The Canadian economy is getting a timely assist this winter from a broad-based upswing in commodity prices, helping to soften the blow from the second wave of COVID-19 and spurring talk of another “super cycle” in key resources.
From lumber to iron ore, soybeans to canola, just about everything has clawed back to prepandemic prices or multiyear highs. Excluding energy, a Bank of Canada commodity price index has surged 36 per cent from April, taking it close to a record.
Even oil is looking up. Ten months after it tumbled into negative pricing, the U.S. benchmark has rallied to around US$60 a barrel, just as production climbs in Alberta.
There’s reason to believe the rebound has legs. China has carved out a V-shaped recovery, and industrial production has surged to record levels in emerging markets. The U.S. economy is poised to get a boost from another round of stimulus. And in Canada, companies and households are sitting on billions in excess cash, creating a potential wave of demand.
“Commodity prices have risen significantly in light of improved growth performance in China in particular, but they also reflect a generally more positive global outlook for the year,” said Scotiabank chief economist Jean-François Perrault in a recent report.
“Higher commodity prices are another form of wealth shock for the Canadian economy.”
Perhaps no industry has benefited more than lumber. With people stuck at home, many homeowners are investing in renovations. Others want more space, leading to frenzied sales. In both the United States and Canada, home construction is running strong. And with interest rates so low, it’s become more affordable for some buyers.
In turn, lumber prices have soared to record highs. “It’s hard to find a negative economic indicator these days in our business,” said Bart Bender, senior vice-president of sales and marketing at Vancouver-based lumber producer Interfor Corp. , on a Feb. 5 earnings call.
Another standout is agriculture. Between February and November, real GDP in that industry climbed 6 per cent – the strongest performance by a major industrial sector in Canada over the course of the pandemic. Over all, the economy is down 3.5 per cent.
In particular, crop production is generally strong. The need to eat hasn’t faded in the pandemic, with grocery stores capitalizing on restaurant restrictions. But “the larger story would actually be Chinese demand,” said Chuck Penner, owner of LeftField Commodity Research in Winnipeg.
China is quickly rebuilding its hog herd after it was decimated by African swine fever, creating a boon for animal feed. It also struggled last year with poor weather that damaged crops, and the hit to inventories was probably worse than advertised, Mr. Penner said. “Suddenly, China started buying massive volumes of soybeans and corn.”
As a result, exports are booming. The value of canola exports increased 48 per cent in 2020 from a year earlier, according to Statistics Canada. Fresh fruit, vegetables and pulses were up 23 per cent. Wheat climbed 18 per cent and animal feed by 14 per cent.
That’s helped out Canadian railways. Potash and grain shipments were up sharply last quarter.

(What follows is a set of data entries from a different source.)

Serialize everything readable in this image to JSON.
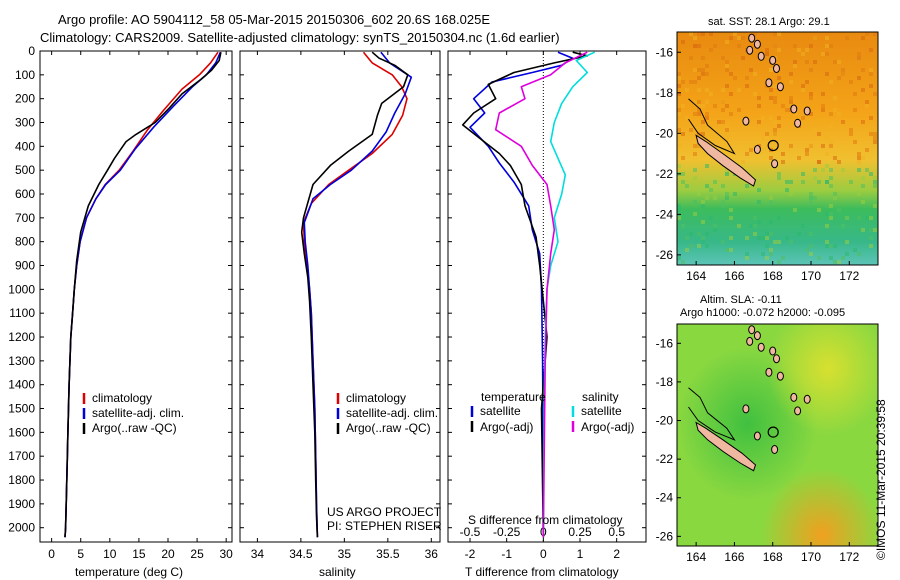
{
  "header": {
    "title_line1": "Argo profile: AO 5904112_58 05-Mar-2015 20150306_602 20.6S 168.025E",
    "title_line2": "Climatology: CARS2009. Satellite-adjusted climatology: synTS_20150304.nc (1.6d earlier)"
  },
  "chart_data": [
    {
      "type": "line",
      "panel": "temperature",
      "xlabel": "temperature (deg C)",
      "ylabel": "",
      "xlim": [
        -2,
        31
      ],
      "ylim": [
        2060,
        0
      ],
      "xticks": [
        0,
        5,
        10,
        15,
        20,
        25,
        30
      ],
      "yticks": [
        0,
        100,
        200,
        300,
        400,
        500,
        600,
        700,
        800,
        900,
        1000,
        1100,
        1200,
        1300,
        1400,
        1500,
        1600,
        1700,
        1800,
        1900,
        2000
      ],
      "legend": [
        "climatology",
        "satellite-adj. clim.",
        "Argo(..raw -QC)"
      ],
      "series": [
        {
          "name": "climatology",
          "color": "#dd0000",
          "x": [
            28.6,
            27.3,
            25.4,
            22.4,
            19.2,
            16.5,
            14.0,
            11.6,
            9.2,
            7.6,
            6.0,
            4.9,
            4.3,
            3.9,
            3.6,
            3.3,
            3.0,
            2.8,
            2.6,
            2.4,
            2.3
          ],
          "y": [
            5,
            50,
            100,
            160,
            250,
            330,
            420,
            500,
            560,
            620,
            700,
            800,
            900,
            1000,
            1100,
            1200,
            1400,
            1600,
            1800,
            2000,
            2040
          ]
        },
        {
          "name": "satellite-adj. clim.",
          "color": "#0000dd",
          "x": [
            29.0,
            28.2,
            26.6,
            24.2,
            21.0,
            17.5,
            14.4,
            11.8,
            9.3,
            7.6,
            6.0,
            4.9,
            4.3,
            3.9,
            3.6,
            3.3,
            3.0,
            2.8,
            2.6,
            2.4,
            2.3
          ],
          "y": [
            5,
            50,
            100,
            150,
            230,
            320,
            410,
            500,
            560,
            620,
            700,
            800,
            900,
            1000,
            1100,
            1200,
            1400,
            1600,
            1800,
            2000,
            2040
          ]
        },
        {
          "name": "Argo(..raw -QC)",
          "color": "#000000",
          "x": [
            29.1,
            28.8,
            27.5,
            25.6,
            22.4,
            20.2,
            17.8,
            14.5,
            12.8,
            10.8,
            9.6,
            8.1,
            6.3,
            5.0,
            4.3,
            3.9,
            3.6,
            3.3,
            3.0,
            2.8,
            2.6,
            2.4,
            2.3
          ],
          "y": [
            5,
            40,
            80,
            120,
            180,
            240,
            300,
            350,
            380,
            450,
            500,
            560,
            650,
            760,
            880,
            1000,
            1100,
            1200,
            1400,
            1600,
            1800,
            2000,
            2040
          ]
        }
      ]
    },
    {
      "type": "line",
      "panel": "salinity",
      "xlabel": "salinity",
      "xlim": [
        33.8,
        36.1
      ],
      "ylim": [
        2060,
        0
      ],
      "xticks": [
        34,
        34.5,
        35,
        35.5,
        36
      ],
      "legend": [
        "climatology",
        "satellite-adj. clim.",
        "Argo(..raw -QC)"
      ],
      "annotations": [
        "US ARGO PROJECT",
        "PI: STEPHEN RISER"
      ],
      "series": [
        {
          "name": "climatology",
          "color": "#dd0000",
          "x": [
            35.22,
            35.32,
            35.55,
            35.66,
            35.72,
            35.67,
            35.55,
            35.32,
            35.05,
            34.82,
            34.62,
            34.53,
            34.54,
            34.57,
            34.6,
            34.62,
            34.64,
            34.66,
            34.67,
            34.68,
            34.69
          ],
          "y": [
            5,
            50,
            100,
            150,
            200,
            270,
            350,
            430,
            500,
            560,
            640,
            720,
            800,
            900,
            1000,
            1100,
            1300,
            1500,
            1700,
            1900,
            2040
          ]
        },
        {
          "name": "satellite-adj. clim.",
          "color": "#0000dd",
          "x": [
            35.42,
            35.52,
            35.77,
            35.7,
            35.58,
            35.48,
            35.32,
            35.08,
            34.84,
            34.64,
            34.54,
            34.55,
            34.58,
            34.6,
            34.62,
            34.64,
            34.66,
            34.67,
            34.68,
            34.69
          ],
          "y": [
            5,
            50,
            110,
            180,
            260,
            340,
            420,
            500,
            560,
            620,
            720,
            800,
            900,
            1000,
            1100,
            1300,
            1500,
            1700,
            1900,
            2040
          ]
        },
        {
          "name": "Argo(..raw -QC)",
          "color": "#000000",
          "x": [
            35.32,
            35.4,
            35.58,
            35.73,
            35.68,
            35.43,
            35.38,
            35.32,
            35.05,
            34.84,
            34.64,
            34.53,
            34.51,
            34.54,
            34.58,
            34.6,
            34.62,
            34.64,
            34.66,
            34.67,
            34.68,
            34.69
          ],
          "y": [
            5,
            30,
            60,
            100,
            150,
            220,
            270,
            350,
            420,
            480,
            560,
            700,
            760,
            850,
            950,
            1050,
            1200,
            1400,
            1600,
            1800,
            1950,
            2040
          ]
        }
      ]
    },
    {
      "type": "line",
      "panel": "difference",
      "xlabel": "T difference from climatology",
      "xlabel2": "S difference from climatology",
      "xlim": [
        -2.6,
        2.8
      ],
      "ylim": [
        2060,
        0
      ],
      "xticks": [
        -2,
        -1,
        0,
        1,
        2
      ],
      "xticks_salinity": [
        -0.5,
        -0.25,
        0,
        0.25,
        0.5
      ],
      "legend_headings": [
        "temperature",
        "salinity"
      ],
      "legend": [
        "satellite",
        "Argo(-adj)",
        "satellite",
        "Argo(-adj)"
      ],
      "series": [
        {
          "name": "temperature satellite",
          "color": "#0000dd",
          "x": [
            0.4,
            0.8,
            0.5,
            -0.3,
            -1.4,
            -1.9,
            -1.6,
            -2.0,
            -1.5,
            -1.2,
            -0.8,
            -0.4,
            -0.3,
            -0.1,
            -0.05,
            -0.02,
            -0.01,
            0.0
          ],
          "y": [
            5,
            30,
            60,
            90,
            130,
            200,
            260,
            320,
            400,
            470,
            550,
            650,
            750,
            850,
            1000,
            1300,
            1600,
            2040
          ]
        },
        {
          "name": "temperature Argo(-adj)",
          "color": "#000000",
          "x": [
            0.8,
            1.2,
            0.3,
            -0.8,
            -1.5,
            -1.3,
            -1.9,
            -2.2,
            -1.7,
            -1.2,
            -0.9,
            -0.6,
            -0.5,
            -0.2,
            -0.1,
            0.1,
            -0.05,
            0.0
          ],
          "y": [
            5,
            20,
            50,
            90,
            140,
            200,
            260,
            310,
            370,
            430,
            480,
            560,
            650,
            780,
            900,
            1200,
            1500,
            2040
          ]
        },
        {
          "name": "salinity satellite",
          "color": "#00dddd",
          "x": [
            1.4,
            0.9,
            1.2,
            0.8,
            0.5,
            0.3,
            0.2,
            0.4,
            0.6,
            0.5,
            0.3,
            0.4,
            0.2,
            0.1,
            0.05,
            0.02,
            0.0
          ],
          "y": [
            5,
            40,
            90,
            150,
            220,
            300,
            380,
            450,
            520,
            600,
            700,
            800,
            900,
            1000,
            1200,
            1500,
            2040
          ]
        },
        {
          "name": "salinity Argo(-adj)",
          "color": "#dd00dd",
          "x": [
            1.2,
            0.6,
            0.2,
            -0.6,
            -0.5,
            -1.2,
            -1.3,
            -0.6,
            -0.3,
            0.1,
            0.2,
            0.3,
            0.2,
            0.1,
            0.05,
            0.0
          ],
          "y": [
            5,
            50,
            100,
            150,
            200,
            260,
            330,
            400,
            480,
            560,
            650,
            750,
            850,
            1000,
            1300,
            2040
          ]
        }
      ]
    },
    {
      "type": "heatmap",
      "panel": "sst_map",
      "title": "sat. SST: 28.1  Argo: 29.1",
      "xlim": [
        163,
        173.5
      ],
      "ylim": [
        -26.5,
        -15
      ],
      "xticks": [
        164,
        166,
        168,
        170,
        172
      ],
      "yticks": [
        -16,
        -18,
        -20,
        -22,
        -24,
        -26
      ],
      "marker": {
        "lon": 168.025,
        "lat": -20.6
      }
    },
    {
      "type": "heatmap",
      "panel": "sla_map",
      "title_line1": "Altim. SLA: -0.11",
      "title_line2": "Argo h1000: -0.072  h2000: -0.095",
      "xlim": [
        163,
        173.5
      ],
      "ylim": [
        -26.5,
        -15
      ],
      "xticks": [
        164,
        166,
        168,
        170,
        172
      ],
      "yticks": [
        -16,
        -18,
        -20,
        -22,
        -24,
        -26
      ],
      "marker": {
        "lon": 168.025,
        "lat": -20.6
      }
    }
  ],
  "side_label": "©IMOS 11-Mar-2015 20:39:58"
}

Both Canadian National Railway Co. and Canadian Pacific Railway Co. have reported record grain shipments in just about every month over the past year.
“With a record harvest in Canada and the strongest demand in the U.S. that I’ve seen for a number of years, we expect the momentum in grain to continue into 2021,” said John Brooks, executive vice-president at CP, on a Jan. 27 earnings call.
At times, the Bank of Canada has flagged a stronger loonie as a potential concern for trade. Its appreciation of late has less to do with domestic factors than a weakening of the U.S. dollar.
Still, the bank recently tamped down those concerns, given the nature of why the greenback is weaker – the Federal Reserve is fully locked into an era of dovish monetary policy, aimed at reviving the world’s largest economy from its pandemic setback.
“Our models show that despite an appreciation of the [Canadian] dollar that might result from the Fed lowering interest rates, on net we’re better off because there’s more activity and more demand for Canadian exports,” said BoC deputy governor Lawrence Schembri in a speech to Stanford University. “The appreciation mitigates that effect, but on net, it’s still beneficial for us when the Fed cuts interest rates and has an easier monetary policy.”
In the energy sector, which accounts for nearly half of the country’s commodity production, the situation is much different from last spring. For instance, real GDP in mining, gas and oil extraction grew 3.9 per cent in November as a number of Alberta facilities restarted crude production. Output is still lower than before the pandemic.
“Stronger oil prices mean the bottom lines of companies working in the energy sector are stronger,” said Marc Desormeaux, senior economist at Scotiabank. “There’s more activity, more investment [and] more job creation as a result.”
As ever, the outlook is murky. Oil prices are notoriously difficult to forecast; certainly, no one had predicted that crude would go negative, as it did last April. And it’s an open question of how demand will evolve. Border restrictions may curb leisure travel for some time, while other sources of fuel demand – say, business travel – could be permanently altered.
In that sense, the outlook for commodities is not unlike that of the wider economy: Getting the virus under control is critical, and vaccinations play directly into that.
“More widespread vaccinations translates into stronger demand, which translates into stronger price gains across the spectrum of metals and commodities,” Mr. Desormeaux said.